Adults are no better. If an adult complains about ringing in the ears, instead of being referred to an audiologist, its auditory hallucinations. If they complain of pain, its somatization disorder. I have learned to diagnose Adrenal Insufficiency, Pernicious Anemia, and Alice in Wonderland syndrome (Todd's disorde). It doesn't matter. The psychiatrist continues to prescribe anti-psychotics and no referrals given to Endocrinology or Neurology. Patients come in high or brag about their drug/alcohol use. However, when the psychiatrist asks them, they deny it. So no referral to a dual diagnosis program is made--after all--numbers, census, etc.

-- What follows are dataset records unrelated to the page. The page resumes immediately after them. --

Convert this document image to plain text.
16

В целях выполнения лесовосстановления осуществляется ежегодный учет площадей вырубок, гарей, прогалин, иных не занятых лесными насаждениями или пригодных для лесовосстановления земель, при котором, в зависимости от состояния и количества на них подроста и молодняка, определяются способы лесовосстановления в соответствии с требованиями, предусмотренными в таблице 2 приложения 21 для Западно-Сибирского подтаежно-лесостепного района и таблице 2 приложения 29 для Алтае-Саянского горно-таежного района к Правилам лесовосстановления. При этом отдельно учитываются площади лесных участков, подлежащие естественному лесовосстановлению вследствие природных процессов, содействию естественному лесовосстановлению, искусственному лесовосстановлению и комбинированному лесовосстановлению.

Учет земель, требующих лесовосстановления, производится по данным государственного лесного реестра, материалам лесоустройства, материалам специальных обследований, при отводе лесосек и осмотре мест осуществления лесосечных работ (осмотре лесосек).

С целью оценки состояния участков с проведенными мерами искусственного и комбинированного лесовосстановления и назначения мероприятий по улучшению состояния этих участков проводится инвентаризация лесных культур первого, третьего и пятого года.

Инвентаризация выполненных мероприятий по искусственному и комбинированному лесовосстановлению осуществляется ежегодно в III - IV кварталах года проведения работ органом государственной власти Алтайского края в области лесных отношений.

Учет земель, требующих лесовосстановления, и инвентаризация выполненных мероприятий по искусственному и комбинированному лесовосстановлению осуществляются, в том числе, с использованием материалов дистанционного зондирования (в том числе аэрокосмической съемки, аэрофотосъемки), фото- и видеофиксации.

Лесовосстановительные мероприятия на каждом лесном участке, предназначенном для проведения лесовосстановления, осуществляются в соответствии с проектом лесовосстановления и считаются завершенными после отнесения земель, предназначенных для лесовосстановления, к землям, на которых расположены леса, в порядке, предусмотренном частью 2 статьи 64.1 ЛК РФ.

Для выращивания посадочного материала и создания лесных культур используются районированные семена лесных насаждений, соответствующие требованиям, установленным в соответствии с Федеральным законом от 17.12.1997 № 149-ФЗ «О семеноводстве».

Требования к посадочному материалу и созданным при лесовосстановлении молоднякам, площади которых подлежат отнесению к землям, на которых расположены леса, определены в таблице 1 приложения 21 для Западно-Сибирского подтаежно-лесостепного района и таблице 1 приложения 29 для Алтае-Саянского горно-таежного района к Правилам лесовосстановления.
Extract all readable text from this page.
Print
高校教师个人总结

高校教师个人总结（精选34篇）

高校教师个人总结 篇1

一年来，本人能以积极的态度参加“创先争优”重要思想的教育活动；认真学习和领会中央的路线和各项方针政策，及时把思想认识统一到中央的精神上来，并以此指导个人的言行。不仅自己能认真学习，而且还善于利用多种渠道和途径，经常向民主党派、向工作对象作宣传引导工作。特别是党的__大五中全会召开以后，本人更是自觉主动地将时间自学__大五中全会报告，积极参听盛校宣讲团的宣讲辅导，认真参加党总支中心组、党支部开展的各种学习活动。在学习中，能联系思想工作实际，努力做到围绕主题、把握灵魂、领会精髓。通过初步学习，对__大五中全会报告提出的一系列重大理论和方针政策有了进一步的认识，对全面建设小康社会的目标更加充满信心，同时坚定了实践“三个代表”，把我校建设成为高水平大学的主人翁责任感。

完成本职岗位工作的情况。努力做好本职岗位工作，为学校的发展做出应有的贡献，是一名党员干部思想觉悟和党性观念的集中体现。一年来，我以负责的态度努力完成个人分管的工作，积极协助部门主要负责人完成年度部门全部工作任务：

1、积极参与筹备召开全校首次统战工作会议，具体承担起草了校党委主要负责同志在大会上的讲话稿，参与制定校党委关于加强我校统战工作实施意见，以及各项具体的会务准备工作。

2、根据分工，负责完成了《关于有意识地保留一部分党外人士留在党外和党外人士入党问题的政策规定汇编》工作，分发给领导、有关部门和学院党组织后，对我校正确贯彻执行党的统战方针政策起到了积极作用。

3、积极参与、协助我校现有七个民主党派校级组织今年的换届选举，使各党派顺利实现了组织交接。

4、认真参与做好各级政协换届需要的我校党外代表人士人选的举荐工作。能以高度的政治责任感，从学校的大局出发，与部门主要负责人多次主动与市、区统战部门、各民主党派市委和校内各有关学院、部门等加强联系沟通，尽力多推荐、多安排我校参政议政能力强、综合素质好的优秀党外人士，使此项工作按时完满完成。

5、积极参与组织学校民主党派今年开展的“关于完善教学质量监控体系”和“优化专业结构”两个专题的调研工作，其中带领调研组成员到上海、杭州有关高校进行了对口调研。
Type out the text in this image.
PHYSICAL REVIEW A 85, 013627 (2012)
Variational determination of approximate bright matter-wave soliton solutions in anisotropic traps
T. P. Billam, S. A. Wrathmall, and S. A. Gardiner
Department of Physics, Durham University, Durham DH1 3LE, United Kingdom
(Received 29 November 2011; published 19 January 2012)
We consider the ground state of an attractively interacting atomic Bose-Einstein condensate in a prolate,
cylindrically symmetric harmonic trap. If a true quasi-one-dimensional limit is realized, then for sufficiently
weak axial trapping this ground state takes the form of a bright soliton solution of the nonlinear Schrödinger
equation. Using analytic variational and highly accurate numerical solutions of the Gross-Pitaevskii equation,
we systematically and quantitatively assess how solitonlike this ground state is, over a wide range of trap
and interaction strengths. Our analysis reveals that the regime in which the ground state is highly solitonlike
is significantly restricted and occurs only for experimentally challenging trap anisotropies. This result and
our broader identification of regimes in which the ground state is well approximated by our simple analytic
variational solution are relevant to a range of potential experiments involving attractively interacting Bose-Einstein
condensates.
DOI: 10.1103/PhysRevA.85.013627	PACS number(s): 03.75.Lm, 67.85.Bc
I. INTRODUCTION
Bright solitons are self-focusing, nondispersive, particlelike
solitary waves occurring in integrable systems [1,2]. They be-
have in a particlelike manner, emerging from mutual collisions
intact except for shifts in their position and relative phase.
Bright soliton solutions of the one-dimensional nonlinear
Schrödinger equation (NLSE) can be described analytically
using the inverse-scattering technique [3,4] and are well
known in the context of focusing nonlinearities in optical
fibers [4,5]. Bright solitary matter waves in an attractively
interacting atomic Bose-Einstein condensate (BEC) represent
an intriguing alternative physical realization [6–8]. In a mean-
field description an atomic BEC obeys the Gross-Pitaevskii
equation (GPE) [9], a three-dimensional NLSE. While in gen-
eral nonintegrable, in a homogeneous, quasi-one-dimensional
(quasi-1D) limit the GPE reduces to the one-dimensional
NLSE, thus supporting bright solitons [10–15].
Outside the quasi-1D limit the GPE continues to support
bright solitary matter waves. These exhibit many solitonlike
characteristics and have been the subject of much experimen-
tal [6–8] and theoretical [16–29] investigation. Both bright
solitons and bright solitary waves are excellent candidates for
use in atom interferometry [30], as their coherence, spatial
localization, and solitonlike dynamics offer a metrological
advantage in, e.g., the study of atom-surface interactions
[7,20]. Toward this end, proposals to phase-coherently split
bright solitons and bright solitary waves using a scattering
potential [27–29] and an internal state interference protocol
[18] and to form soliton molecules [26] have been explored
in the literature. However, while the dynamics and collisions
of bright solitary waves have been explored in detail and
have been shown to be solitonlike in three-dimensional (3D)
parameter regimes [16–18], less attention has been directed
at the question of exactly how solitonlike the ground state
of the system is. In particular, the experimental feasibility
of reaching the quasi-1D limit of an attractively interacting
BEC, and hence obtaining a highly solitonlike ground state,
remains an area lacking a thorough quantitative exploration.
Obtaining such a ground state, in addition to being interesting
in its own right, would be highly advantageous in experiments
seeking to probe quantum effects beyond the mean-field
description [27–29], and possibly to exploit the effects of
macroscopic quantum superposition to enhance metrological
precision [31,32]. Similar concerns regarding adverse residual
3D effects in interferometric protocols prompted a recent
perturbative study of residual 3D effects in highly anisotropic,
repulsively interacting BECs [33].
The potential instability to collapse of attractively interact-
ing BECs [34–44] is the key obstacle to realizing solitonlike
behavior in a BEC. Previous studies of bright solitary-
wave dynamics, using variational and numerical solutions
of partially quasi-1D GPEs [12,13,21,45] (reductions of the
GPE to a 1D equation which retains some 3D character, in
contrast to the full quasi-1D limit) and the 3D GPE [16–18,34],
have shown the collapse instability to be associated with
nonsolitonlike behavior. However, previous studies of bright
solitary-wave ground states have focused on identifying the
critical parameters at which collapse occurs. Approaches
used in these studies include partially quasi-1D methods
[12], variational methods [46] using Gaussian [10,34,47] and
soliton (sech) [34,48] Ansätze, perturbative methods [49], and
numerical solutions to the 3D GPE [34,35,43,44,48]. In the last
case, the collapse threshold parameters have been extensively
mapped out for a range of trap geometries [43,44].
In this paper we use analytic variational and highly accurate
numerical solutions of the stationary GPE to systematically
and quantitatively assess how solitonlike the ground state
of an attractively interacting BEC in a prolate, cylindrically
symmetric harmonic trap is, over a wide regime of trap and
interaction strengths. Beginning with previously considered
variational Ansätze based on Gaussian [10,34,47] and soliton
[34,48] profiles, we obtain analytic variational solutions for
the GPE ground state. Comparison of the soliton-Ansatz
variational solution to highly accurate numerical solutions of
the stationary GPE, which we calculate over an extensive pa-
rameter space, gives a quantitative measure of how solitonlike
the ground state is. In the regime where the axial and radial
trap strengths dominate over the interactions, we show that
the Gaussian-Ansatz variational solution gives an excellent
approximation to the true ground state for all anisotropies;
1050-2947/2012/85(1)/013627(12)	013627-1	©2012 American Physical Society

The fact that the synergistic effects of alcohol/marijuana/cocaine/heroin use with psychotropic drugs is unknown....oh, I forgot--they're not curious.
I wonder whether or not anxiolytics need to be so frequently prescribed among adults. So many psychiatric patients smoke several packs of cigarettes/day, washed down with liters of caffeinated cola/coffee/energy drinks. Instead of taking a Klonipin--drink your Oats/Macademia/Coconuts. They're cheaper than buying all those packs of cigarettes.
In other words, neither the psychologist, social worker, nor psychiatrist is curious about unusual presentatios of perceptual issues. If someone says the room becomes larger or smaller frequently, that is probably not a visual hallucination. If someone complains of ringing in the ears, that is probably not an auditory hallucination. If someone complains of hearing music from their childhood--that is also probably not an auditory hallucination.
I used to read Oliver Sack's books. He portrays himself as a curious neurologist who is not apt to resort to psychopathologizing his patients. From him, I learned of Bonnard Syndrome, Alice in Wonderland syndrome, musical hallucinations, etc. I sometimes read English psychology journals, which speculate that auditory hallucinations are a relatively normal phenomena ( and underreported--guess why). Whoops? Did I mention I'm still a shy, awkward bookworm psychologist?
So I refuse to work in hospitals and clinics--nuthuts are not for the curious. And I wring my hands at the malignant nature of the medical care offered to the urban poor. And women. And children.
My motto: Be curious. I wish more medical professionals would take that one up. Or at least stop being the wrong answer to Ferenczi's question.